The chapter Implementation of cleaning validation summarises several important issues. First, the requirements to be met prior to the beginning of the cleaning validation should be defined (compare figure 8.C-2).

Figure 8.C-2 Prerequisites for cleaning validation

Prerequisites for cleaning validation


  • Installation qualification and operational qualification of the relevant production equipment are completed.


  • Training on cleaning instructions, sampling instructions and methods for analysis in addition to other operating procedures related to cleaning validation has been carried out and documented.


  • The master plan and validation protocols for the respective production equipment have been compiled and approved.

In addition, the number of test runs for each type of residue testing or for each critical substance must also be specified. According to PIC/S guideline PIC/S PI 006, section 7.3.6, three consecutive runs of positive cleaning are normally required to prove that the process has been validated.

It is also important to define measures to be taken if the acceptance criteria are exceeded, before the validation is carried out.

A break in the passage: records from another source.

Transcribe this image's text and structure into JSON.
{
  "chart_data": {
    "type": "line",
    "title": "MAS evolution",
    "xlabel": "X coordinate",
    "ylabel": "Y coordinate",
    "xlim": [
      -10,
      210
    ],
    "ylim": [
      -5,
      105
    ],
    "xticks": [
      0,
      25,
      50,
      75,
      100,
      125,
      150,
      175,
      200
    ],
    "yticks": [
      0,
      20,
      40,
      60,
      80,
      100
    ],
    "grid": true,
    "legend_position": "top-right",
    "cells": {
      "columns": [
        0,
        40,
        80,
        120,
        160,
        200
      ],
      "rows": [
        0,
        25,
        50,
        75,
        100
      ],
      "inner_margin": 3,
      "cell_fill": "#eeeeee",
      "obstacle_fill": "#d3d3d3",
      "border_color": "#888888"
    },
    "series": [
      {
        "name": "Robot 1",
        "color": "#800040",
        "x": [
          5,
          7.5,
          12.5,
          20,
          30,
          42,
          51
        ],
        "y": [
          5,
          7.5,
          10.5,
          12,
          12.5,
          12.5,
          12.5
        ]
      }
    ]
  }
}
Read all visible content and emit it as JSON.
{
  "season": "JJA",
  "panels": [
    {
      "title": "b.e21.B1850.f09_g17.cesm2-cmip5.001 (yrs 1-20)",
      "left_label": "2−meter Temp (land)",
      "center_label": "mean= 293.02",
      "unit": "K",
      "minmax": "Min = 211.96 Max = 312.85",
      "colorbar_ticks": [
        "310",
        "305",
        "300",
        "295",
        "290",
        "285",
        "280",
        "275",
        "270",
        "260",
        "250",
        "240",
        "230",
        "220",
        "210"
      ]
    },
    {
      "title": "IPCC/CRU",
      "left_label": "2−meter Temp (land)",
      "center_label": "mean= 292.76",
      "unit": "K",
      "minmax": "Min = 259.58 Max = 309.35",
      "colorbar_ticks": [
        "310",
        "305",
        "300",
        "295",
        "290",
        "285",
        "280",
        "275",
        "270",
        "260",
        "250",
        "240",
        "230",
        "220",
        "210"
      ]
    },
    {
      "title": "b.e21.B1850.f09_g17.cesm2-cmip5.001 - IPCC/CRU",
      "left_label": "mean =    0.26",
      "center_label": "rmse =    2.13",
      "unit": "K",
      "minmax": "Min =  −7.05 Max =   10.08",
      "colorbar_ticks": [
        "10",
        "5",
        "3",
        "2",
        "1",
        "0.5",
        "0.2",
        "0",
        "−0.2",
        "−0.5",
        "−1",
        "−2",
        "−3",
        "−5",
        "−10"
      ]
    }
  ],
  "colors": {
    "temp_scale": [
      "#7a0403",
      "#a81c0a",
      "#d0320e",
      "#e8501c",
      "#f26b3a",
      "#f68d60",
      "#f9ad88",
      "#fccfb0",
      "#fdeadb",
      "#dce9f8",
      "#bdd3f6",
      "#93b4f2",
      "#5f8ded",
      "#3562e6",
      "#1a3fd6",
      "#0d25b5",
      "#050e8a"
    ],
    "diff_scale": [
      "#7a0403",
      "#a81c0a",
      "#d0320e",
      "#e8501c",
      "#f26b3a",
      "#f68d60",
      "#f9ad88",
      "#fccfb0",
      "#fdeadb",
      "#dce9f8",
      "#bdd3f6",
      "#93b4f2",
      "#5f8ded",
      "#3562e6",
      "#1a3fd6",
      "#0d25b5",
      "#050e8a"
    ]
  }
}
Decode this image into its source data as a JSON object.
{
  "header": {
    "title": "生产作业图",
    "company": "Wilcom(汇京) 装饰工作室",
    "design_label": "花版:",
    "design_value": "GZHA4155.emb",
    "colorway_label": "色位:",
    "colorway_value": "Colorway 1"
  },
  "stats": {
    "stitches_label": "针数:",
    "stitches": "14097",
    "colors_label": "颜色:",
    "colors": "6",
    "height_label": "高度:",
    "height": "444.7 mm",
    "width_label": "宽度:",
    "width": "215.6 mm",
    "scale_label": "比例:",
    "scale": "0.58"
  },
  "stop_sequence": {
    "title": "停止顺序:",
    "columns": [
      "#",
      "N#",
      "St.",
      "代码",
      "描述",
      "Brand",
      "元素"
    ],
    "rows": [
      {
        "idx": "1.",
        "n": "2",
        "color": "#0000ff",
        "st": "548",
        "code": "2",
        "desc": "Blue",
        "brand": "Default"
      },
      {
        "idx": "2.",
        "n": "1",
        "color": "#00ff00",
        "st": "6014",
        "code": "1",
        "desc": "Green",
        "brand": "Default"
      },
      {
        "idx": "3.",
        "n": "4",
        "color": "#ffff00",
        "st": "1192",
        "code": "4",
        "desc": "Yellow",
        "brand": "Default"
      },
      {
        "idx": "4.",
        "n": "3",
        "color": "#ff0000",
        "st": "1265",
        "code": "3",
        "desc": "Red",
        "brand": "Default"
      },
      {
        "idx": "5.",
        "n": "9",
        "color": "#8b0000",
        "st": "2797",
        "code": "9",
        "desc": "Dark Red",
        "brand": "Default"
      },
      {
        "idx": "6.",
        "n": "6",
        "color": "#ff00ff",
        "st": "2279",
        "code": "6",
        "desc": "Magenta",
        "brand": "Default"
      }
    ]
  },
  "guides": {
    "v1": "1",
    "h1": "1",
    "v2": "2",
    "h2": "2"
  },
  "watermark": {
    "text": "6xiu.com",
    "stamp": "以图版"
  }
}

This can be indicated in the master plan or in a separate operating procedure referred to in the master plan.

The topics of change control and revalidation must be addressed in the section entitled Maintenance of status. According to PIC/S guideline PIC/S PI 006, section 7.3.8 validated cleaning processes should be subjected to change control. With regard to the revalidation, a distinction should be made between a revalidation as a consequence of changes to equipment, products and processes and a revalidation which will be carried out periodically, at specified time intervals. The pharmaceutical company shall decide how these individual requirements are implemented.

The chapter on validation planning contains schedules and capacity estimates which are derived from the validation matrix.

According to PIC/S guideline PIC/S PI 006, section 7.5.1, staff who routinely carry out cleaning must be trained in the use of validated cleaning procedures. The training documentation for all training which is carried out must be available. It would, however, make sense to train the staff in cleaning instructions before the validation is carried out, to ensure the success of the cleaning validation. Instructions for sampling, instructions for analysis and other operating instructions which are directly related to the cleaning validation should as well be trained beforehand. In the Training chapter, both content-related and organisational aspects of training can be dealt with. (See chapter 2.C Training.)

If the master plan refers to literary resources, these must be summarised in a bibliography.

Finally, the scope and importance of the appendix to the master plan should not be underestimated. This is where all important information required for planning and implementing the project should be compiled, for example, data on products and active pharmaceutical ingredients (solubility, dosage, content of active drug substance in the formulation), data on production equipment (product contact surfaces), calculation of limits and tabulated lists of data from the previous chapters (overview of cleaning instructions for analysis, etc.). It is also advisable to integrate specifications regarding the formal aspects and content-related structure of validation protocols and reports within the master plan.


It is particularly useful to produce a separate master plan for the cleaning validation when dealing with extensive projects.

The master plan functions as a basic document for the validation. It presents an overview of the scope of the project, sets out essential requirements and is used as a planning and monitoring instrument. The compilation of all project-related data and definitions in a central document improves clarity and saves unnecessary repetition in individual validation protocols.

The master plan contains all project-related organisational and technical aspects with the degree of detail required for implementation.